Canada considering divergent monetary policy path from U.S.
Canada looks increasingly set to lower interest rates before the United States and embark on a divergent path for monetary policy for at least a short period, owing to weaker price pressures north of the border.
In Canada, the Consumer Price Index rose 2.9 per cent in March from a year earlier, Statistics Canada reported on Tuesday. While inflation ticked up from 2.8 per cent in February, this outcome was widely anticipated by analysts because of higher gasoline prices. Several measures of core inflation – which strip out volatile components of the CPI – continued to slow in March.
“Measures of core inflation did tick down again and that does suggest that underlying inflationary pressures are continuing to ease,” Bank of Canada Governor Tiff Macklem said at an event in Washington on Tuesday. “We continue to be moving in the right direction.”
Mr. Macklem spoke alongside his American counterpart, Federal Reserve chair Jerome Powell, who struck a different tone about the path of inflation in the U.S.
The Fed has maintained that it needs “greater confidence that inflation is moving sustainably toward 2 per cent before it would be appropriate to ease policy,” Mr. Powell said at the event hosted by the Wilson Center, a think tank.
“The recent data have clearly not given us greater confidence and instead indicate that it’s likely to take longer than expected to achieve that confidence,” he added.
The Canadian economy has stumbled in recent months as it contends with a benchmark interest rate of 5 per cent, the highest in more than two decades. While the U.S. has even higher interest rates, its economy is still growing at a rapid clip and inflation has recently picked up again.
After the Statscan report, traders ramped up their bets that the Bank of Canada will start to lower interest rates in June. If not then, July is considered a certainty. Investors aren’t expecting the Fed to make its first move until the September or November meetings.
A divergent path for interest rates would likely weaken the Canadian dollar, relative to the greenback. This would be helpful for exporters, but it would also raise the cost of imported goods.
“A weakening currency complicates matters somewhat and could restrict how many cuts the Bank of Canada feels comfortable delivering before the Fed also starts trimming rates later in the year,” Andrew Grantham, senior economist at CIBC Capital Markets, said in a client note.
At last week’s monetary policy decision, where the Bank of Canada held rates steady, Mr. Macklem said he was encouraged by the recent easing of inflation, but that he wanted to see the trend play out for longer before the bank starts to lower rates. If the bank cuts too soon, inflation could flare up again, he warned.
Gas prices rose nearly 5 per cent in March, month over month, and they’ve increased further in April. Another challenge is shelter prices, which rose 6.5 per cent in March, year over year. Rents jumped by 8.5 per cent, a symptom of long-standing housing shortages across the country.
But other areas were tamer in Tuesday’s report. Food purchased from stores rose at an annual rate of 1.9 per cent in March, down from 2.4 per cent in February. Grocery inflation had peaked at more than 11 per cent in late 2022 and early 2023.
Several bespoke measures of inflation are subsiding.
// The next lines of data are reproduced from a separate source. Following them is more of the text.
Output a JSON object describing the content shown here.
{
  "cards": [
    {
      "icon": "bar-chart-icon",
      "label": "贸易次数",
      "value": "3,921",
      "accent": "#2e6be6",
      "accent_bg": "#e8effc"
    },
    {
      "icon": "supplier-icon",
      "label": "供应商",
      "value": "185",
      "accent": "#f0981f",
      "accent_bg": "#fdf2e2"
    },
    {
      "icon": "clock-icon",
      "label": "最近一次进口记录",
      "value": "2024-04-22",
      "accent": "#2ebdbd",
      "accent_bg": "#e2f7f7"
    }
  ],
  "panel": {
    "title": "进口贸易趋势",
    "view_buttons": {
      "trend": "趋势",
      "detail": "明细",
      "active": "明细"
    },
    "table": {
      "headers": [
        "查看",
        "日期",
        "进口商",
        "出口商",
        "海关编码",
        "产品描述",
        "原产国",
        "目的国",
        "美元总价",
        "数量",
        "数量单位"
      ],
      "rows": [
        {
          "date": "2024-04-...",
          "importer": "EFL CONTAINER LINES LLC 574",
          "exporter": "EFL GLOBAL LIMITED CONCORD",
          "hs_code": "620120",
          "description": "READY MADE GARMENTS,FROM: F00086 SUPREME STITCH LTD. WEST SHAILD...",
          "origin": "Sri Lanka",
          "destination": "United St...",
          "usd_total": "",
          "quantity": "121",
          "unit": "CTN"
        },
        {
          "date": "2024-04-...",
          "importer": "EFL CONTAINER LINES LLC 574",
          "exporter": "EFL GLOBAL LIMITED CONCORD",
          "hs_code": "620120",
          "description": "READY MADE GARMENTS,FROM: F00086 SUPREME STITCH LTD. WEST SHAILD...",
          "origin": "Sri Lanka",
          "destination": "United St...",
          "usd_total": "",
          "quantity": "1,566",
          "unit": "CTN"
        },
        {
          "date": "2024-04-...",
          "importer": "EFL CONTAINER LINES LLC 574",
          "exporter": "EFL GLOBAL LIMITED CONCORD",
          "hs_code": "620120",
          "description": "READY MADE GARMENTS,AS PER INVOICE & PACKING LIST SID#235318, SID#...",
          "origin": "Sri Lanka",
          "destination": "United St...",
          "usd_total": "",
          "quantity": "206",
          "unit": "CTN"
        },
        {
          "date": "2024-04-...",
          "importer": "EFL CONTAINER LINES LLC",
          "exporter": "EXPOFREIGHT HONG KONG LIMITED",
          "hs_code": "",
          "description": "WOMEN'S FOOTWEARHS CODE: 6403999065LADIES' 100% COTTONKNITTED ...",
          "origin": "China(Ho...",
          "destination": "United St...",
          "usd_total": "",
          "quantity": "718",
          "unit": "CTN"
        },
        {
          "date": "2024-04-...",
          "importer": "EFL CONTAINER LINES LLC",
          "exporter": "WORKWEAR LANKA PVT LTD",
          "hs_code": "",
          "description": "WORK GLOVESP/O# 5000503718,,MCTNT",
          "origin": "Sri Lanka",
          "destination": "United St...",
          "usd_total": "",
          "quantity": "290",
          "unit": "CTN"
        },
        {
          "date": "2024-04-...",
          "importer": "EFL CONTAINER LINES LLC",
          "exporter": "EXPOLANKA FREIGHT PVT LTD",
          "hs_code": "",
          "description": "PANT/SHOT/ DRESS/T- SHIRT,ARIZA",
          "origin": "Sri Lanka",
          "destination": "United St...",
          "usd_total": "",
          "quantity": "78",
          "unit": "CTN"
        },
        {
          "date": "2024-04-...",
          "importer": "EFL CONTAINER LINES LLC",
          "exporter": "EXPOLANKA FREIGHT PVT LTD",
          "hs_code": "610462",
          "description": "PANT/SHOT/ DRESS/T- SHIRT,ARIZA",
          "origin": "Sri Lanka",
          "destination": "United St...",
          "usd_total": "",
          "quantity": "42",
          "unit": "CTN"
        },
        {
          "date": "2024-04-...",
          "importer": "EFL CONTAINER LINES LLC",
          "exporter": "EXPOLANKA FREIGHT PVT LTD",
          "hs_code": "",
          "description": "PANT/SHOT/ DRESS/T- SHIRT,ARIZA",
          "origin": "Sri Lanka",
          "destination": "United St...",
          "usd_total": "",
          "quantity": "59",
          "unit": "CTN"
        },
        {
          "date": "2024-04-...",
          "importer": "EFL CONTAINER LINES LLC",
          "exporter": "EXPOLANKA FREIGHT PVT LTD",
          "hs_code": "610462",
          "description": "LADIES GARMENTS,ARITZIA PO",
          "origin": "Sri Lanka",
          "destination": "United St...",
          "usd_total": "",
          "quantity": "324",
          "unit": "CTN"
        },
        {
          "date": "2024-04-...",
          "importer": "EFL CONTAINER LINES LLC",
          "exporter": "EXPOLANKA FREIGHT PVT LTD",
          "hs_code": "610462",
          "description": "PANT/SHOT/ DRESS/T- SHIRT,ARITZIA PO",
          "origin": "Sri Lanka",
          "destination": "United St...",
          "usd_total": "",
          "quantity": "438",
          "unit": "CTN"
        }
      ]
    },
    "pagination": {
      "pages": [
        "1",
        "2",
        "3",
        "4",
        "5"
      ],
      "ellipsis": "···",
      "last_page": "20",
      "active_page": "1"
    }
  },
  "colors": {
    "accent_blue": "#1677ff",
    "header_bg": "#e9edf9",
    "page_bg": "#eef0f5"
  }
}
On a three-month annualized basis, the Bank of Canada’s preferred measures of core inflation are now running below 1.5 per cent.
As of midday Tuesday, markets were pricing in a 75-per-cent chance that the Bank of Canada cuts rates by a quarter-point in June, up from 60 per cent on Monday, according to Bloomberg data.
Over 2022 and 2023, the Bank of Canada hiked interest rates to 5 per cent from pandemic lows of 0.25 per cent. This tightening of monetary policy is intended to curb demand in the economy and bring inflation back to the central bank’s 2-per-cent target. Because monetary policy affects the economy with a lag, the Bank of Canada doesn’t have to wait for inflation to return to 2 per cent before it starts to lower interest rates.
Mr. Macklem said last week that the decline in core inflation has been “very recent.” The central bank needs to see more evidence that it’s “not just a temporary dip,” he added.
Several analysts said Tuesday’s report offered plenty of additional evidence that inflation is moving sustainably back to target. The next CPI report will be published on May 21, giving the Bank of Canada another set of numbers to consider before its highly anticipated decision in June.
“The inflation data for March should give monetary policymakers confidence that the progress made in taming consumer price pressures is sustainable,” Royce Mendes, head of macro strategy at Desjardins Securities, said in a client note. “When Macklem said he wanted to see more of what he had seen in January and February, this type of release was exactly what he was looking for.”